Monday, March 13, 2006

The Infinite Highway.


Last night I dreamed I got on a train and was taken deep into the night, away from my intended destination which was only a short distance away. I was taken far out of the city, and had to jump the train and hitch-hike back to Sydney. I passed thru an unfriendly country town where I was viewed with stranger-danger and no-one would give me directions to the highway. After much stumbling about I found a road I prayed was leading back to the city and I waited there endlessly for some kind soul who might give me a lift. For the umpteenth time in my weary life I found myself beside an infinite highway which came out of the darkness and led back into darkness. This is a repetitive dream, I am forever traveling and I don't know where I'll end up.

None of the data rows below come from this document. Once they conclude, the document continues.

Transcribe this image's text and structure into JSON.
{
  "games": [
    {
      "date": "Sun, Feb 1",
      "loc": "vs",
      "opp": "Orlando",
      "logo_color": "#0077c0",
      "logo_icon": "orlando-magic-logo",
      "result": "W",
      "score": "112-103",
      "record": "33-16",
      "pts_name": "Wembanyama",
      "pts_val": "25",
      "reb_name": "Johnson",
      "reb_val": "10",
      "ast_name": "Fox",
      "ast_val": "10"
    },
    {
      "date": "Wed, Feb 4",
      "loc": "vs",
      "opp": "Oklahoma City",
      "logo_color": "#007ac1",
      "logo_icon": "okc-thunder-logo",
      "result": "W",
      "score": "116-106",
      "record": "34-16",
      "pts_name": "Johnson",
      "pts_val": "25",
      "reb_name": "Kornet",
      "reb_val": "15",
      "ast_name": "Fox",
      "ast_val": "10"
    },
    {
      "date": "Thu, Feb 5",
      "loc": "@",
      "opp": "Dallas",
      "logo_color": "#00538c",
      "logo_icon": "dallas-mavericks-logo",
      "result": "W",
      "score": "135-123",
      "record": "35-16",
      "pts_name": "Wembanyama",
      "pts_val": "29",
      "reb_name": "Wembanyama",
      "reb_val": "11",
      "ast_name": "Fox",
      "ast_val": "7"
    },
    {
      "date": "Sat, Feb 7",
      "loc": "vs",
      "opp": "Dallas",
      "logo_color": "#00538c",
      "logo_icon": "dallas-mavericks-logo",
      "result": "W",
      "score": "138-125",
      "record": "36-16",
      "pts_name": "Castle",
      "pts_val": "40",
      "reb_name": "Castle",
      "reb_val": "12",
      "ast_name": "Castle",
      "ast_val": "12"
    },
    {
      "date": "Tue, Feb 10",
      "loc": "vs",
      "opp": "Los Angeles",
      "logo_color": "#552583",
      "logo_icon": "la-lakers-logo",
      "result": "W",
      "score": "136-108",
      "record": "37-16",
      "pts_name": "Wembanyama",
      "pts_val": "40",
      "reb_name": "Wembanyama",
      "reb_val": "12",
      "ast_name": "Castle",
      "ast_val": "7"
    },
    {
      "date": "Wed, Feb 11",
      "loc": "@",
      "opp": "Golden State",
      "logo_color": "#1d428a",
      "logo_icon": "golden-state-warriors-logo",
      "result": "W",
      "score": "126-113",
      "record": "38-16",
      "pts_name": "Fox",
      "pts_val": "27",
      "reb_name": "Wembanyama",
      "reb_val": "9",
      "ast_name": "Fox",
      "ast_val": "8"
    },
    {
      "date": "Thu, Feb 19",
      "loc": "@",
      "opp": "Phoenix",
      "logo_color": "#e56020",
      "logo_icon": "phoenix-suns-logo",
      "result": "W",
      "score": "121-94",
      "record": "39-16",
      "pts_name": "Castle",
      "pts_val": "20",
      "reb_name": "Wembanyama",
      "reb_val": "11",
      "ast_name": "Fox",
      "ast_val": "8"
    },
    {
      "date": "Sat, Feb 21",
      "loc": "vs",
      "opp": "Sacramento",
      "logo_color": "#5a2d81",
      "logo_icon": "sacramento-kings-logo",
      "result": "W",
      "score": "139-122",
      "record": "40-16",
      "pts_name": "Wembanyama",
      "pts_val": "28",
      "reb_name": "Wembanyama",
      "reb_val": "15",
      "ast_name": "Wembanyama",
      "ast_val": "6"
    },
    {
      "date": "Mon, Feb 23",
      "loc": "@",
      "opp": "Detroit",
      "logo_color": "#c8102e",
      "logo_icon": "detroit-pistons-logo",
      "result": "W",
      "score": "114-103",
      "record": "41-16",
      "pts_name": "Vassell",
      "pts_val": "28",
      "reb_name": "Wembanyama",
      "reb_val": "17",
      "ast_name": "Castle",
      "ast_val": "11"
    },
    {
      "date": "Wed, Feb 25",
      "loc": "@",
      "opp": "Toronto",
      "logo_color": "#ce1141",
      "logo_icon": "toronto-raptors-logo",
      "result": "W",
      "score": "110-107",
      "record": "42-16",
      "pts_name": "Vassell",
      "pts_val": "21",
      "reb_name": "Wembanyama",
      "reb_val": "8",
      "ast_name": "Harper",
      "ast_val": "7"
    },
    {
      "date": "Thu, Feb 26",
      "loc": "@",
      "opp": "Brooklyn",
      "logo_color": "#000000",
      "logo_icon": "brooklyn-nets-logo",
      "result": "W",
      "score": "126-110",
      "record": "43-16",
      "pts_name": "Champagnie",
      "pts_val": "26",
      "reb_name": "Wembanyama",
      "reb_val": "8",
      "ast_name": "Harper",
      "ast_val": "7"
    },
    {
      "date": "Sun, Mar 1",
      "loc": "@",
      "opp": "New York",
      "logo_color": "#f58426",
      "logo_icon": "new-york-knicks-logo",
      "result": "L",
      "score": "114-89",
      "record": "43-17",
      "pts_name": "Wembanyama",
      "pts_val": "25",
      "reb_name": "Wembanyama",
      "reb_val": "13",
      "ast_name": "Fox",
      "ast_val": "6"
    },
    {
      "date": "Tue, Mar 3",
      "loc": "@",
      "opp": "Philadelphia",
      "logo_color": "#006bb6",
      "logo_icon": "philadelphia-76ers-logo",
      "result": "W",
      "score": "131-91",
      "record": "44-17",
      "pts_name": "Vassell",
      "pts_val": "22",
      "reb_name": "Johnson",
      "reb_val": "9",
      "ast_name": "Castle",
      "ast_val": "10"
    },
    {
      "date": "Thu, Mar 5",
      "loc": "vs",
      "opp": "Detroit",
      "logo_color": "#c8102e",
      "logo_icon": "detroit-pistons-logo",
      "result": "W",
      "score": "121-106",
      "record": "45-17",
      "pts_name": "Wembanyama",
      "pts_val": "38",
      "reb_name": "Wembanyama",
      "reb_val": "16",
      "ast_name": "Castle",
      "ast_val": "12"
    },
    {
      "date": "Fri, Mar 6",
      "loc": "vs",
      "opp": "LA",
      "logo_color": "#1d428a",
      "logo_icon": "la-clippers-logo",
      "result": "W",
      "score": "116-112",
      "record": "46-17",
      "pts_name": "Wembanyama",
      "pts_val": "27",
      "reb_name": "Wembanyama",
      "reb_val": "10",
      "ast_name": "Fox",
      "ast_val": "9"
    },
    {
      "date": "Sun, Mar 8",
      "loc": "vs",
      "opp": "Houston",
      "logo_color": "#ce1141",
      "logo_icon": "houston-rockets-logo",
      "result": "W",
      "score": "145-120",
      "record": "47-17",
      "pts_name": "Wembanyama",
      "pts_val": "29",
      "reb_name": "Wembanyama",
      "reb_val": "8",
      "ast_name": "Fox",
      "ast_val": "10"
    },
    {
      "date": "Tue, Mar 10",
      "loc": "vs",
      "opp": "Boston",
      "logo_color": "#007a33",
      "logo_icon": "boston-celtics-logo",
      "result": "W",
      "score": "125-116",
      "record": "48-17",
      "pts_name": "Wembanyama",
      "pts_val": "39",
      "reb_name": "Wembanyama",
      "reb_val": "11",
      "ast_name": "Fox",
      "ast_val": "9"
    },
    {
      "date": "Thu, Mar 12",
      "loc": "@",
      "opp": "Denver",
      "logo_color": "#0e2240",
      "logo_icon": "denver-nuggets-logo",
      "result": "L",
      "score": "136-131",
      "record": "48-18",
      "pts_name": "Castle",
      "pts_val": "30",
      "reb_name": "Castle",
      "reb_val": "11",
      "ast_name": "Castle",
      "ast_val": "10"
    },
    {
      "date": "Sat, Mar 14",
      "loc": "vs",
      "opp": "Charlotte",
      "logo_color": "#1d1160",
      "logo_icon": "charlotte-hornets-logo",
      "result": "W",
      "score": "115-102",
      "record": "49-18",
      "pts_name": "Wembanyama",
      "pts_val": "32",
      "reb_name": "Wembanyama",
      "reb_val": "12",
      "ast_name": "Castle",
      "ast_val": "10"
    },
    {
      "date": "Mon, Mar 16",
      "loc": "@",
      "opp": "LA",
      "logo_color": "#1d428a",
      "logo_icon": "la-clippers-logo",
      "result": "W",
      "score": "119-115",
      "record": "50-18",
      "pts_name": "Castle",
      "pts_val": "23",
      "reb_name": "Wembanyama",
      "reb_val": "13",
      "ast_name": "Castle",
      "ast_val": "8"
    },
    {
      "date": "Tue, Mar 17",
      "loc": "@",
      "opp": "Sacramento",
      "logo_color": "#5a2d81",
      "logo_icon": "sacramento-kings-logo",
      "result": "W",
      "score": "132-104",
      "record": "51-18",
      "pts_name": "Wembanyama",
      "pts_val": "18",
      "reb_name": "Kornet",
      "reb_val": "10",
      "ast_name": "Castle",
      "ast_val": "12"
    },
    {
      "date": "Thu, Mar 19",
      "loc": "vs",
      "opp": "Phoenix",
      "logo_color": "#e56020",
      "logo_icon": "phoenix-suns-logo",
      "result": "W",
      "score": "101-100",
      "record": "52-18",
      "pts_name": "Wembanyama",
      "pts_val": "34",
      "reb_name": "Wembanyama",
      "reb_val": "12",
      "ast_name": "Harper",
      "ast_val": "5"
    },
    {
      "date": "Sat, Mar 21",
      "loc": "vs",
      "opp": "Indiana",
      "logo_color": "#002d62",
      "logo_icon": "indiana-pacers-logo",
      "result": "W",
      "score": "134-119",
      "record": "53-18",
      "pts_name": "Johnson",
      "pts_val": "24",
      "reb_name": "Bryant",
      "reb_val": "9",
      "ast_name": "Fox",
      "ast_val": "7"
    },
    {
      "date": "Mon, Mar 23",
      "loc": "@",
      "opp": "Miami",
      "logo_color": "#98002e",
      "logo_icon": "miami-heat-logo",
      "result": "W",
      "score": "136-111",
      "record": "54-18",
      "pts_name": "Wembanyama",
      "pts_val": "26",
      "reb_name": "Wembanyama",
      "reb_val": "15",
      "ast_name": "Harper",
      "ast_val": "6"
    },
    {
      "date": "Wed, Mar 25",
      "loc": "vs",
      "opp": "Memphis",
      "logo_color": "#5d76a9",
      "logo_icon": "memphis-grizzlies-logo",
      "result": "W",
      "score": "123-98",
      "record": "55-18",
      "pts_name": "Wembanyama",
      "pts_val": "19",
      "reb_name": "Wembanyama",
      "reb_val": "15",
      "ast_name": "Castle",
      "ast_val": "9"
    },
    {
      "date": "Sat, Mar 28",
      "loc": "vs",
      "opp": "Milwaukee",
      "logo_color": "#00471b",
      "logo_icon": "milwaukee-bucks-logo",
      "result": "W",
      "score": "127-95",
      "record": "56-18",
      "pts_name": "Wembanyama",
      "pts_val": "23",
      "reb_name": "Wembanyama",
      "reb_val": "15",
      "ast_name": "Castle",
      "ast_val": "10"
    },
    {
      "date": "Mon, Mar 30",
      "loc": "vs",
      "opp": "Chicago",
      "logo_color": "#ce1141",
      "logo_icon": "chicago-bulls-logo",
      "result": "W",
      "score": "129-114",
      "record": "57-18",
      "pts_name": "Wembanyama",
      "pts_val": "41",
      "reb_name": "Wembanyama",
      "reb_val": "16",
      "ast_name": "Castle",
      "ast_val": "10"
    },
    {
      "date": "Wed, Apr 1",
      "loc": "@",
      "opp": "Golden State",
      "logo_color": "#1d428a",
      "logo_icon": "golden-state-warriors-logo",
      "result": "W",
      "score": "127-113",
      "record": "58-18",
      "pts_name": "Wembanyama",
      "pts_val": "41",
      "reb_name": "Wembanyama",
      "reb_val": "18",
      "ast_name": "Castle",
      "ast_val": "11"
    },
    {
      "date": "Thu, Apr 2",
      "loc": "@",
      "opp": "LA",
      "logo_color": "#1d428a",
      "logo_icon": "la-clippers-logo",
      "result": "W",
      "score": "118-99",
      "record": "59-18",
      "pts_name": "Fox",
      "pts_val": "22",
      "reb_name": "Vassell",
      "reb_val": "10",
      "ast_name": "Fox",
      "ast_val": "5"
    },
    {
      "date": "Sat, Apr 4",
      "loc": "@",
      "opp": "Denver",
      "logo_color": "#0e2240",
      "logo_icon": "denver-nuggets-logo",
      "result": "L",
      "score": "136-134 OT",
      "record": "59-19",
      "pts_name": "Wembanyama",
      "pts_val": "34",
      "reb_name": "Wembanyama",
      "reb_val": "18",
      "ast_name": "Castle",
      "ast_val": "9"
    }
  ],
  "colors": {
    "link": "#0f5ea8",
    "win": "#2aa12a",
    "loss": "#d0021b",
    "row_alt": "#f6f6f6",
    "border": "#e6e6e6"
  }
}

Recently I was returning from gorgeous Goa to the city of Bombay and the bus stopped at a roadside dhaba (diner). After my requisite chai I wandered up to the highway to view the consoling stars in the black heavens. I recognized the spot as a site from my dreams, the highway appearing from the dark and disappearing into the dark; headlights flashing from nowhere as vehicles came at me, then melting back into the gloom as the vehicle continued on its way. And only the light of the dhaba behind me representing the one, small spot of civilization, as support, as succor, otherwise it was all chaos, wilderness, the unknown. Thru-out my life I am always lost on that highway, a mystery as to how I got there and where I'm going, the heavens, the earth, all an awesome enigma.

And after Goa I went high up in the Himalayas, to the snow-line and a magic temple to Shiva the Destroyer, the dancing, whirling Universe meditating on existence, where a hot-springs fills a tank. You can sit in the hot-water and view the snow-caps, have icy sleet fall upon your face after smoking the local hashish and feel very high. There's a wooden chalet to sleep snugly in at night and delicious vegetarian food to warm the stomach, but no phones, no television, sometimes no electric power at all.

And every time I'm weary of my contemporary rat-race life I escape to these heights and have some healing time-out. On this visit I was extra weary and wanted to end it all. I thought of walking out of the tiny village in the early morning, into the snowy fastnesses and cutting my wrists in some hidden defile. But I didn't do it. There still seemed something to live for, the grand search for meaning revealed there was no meaning; the journey, the quest was THE FUN, there was no grand Destination except death and I'd get there eventually, for me Life was all about Moving, moving on down that infinite road.